Same as i++ but for more complex operation

Question

I'm not facing any problem. This question is just about C language

Let's say I have a function like:

int func()
{
    static int i = 1;
    return(i++);
}

Now, instead of doing i++ (i+=1) I'd like to do i *= 42; but still return the value before the multiplication. I'm wondering if there is a way to do it the same way that i++ works (in one expression, take value of i and then do i *= 42).

Answer 1

Postfix ++ and -- are the only C operators that modify an object and yield that object's previous value.

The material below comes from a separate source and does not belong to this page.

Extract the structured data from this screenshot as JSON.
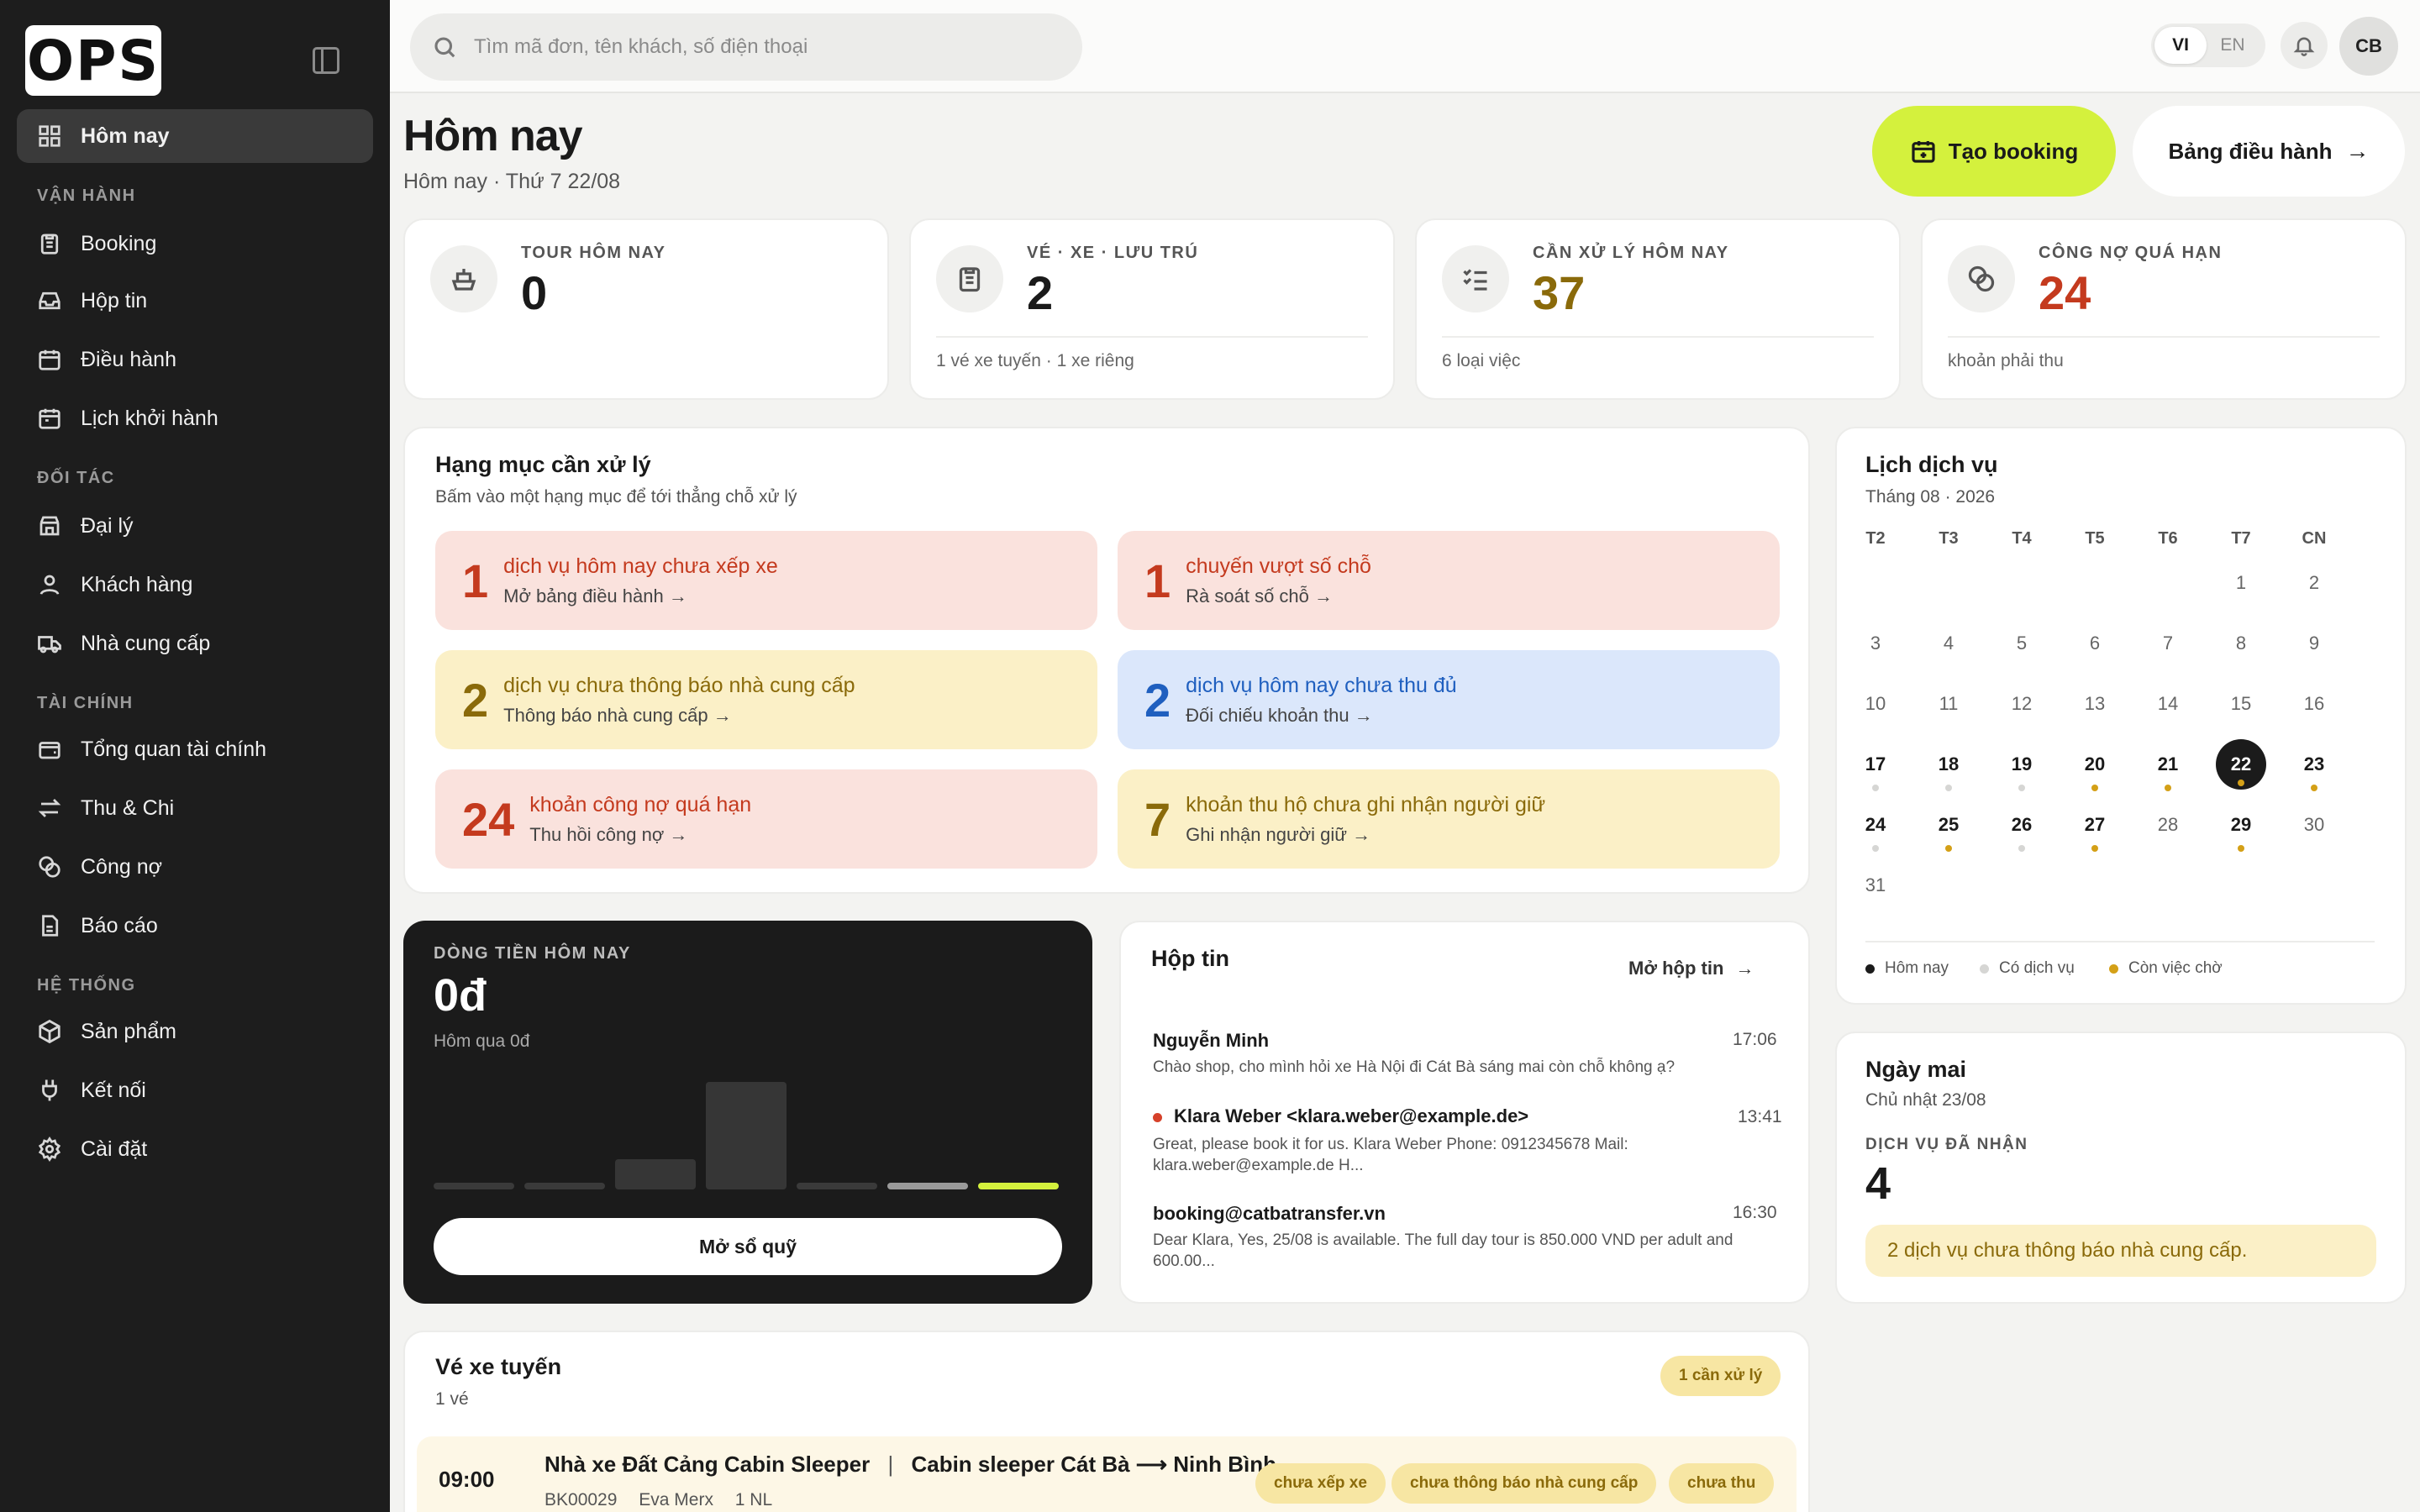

If you want to do that for anything other than incrementing or decrementing by 1, you'll have to store the previous value in a temporary.

If you wanted to design your own language, you could implement a "reverse comma" operator that yields its left operand rather than its right operand. (The existing comma operator evaluates its left operand, then evaluates its right operand, then yields the value of the right operand.)

For example, if the "reverse comma" were spelled ,,, you could do:

return i ,, i *= 42; /* THIS IS NOT C */

Answer 2

An assignment is an expression is C. So you could code

int func() {
 static int i = 1;
 return(i *= 42);
}

Of course if you wanted to return i before multiplying it you need another variable.

Answer 3

int func()
{
    static int i = 1;
    int tmp = i;
    i *= 42;
    return tmp;
}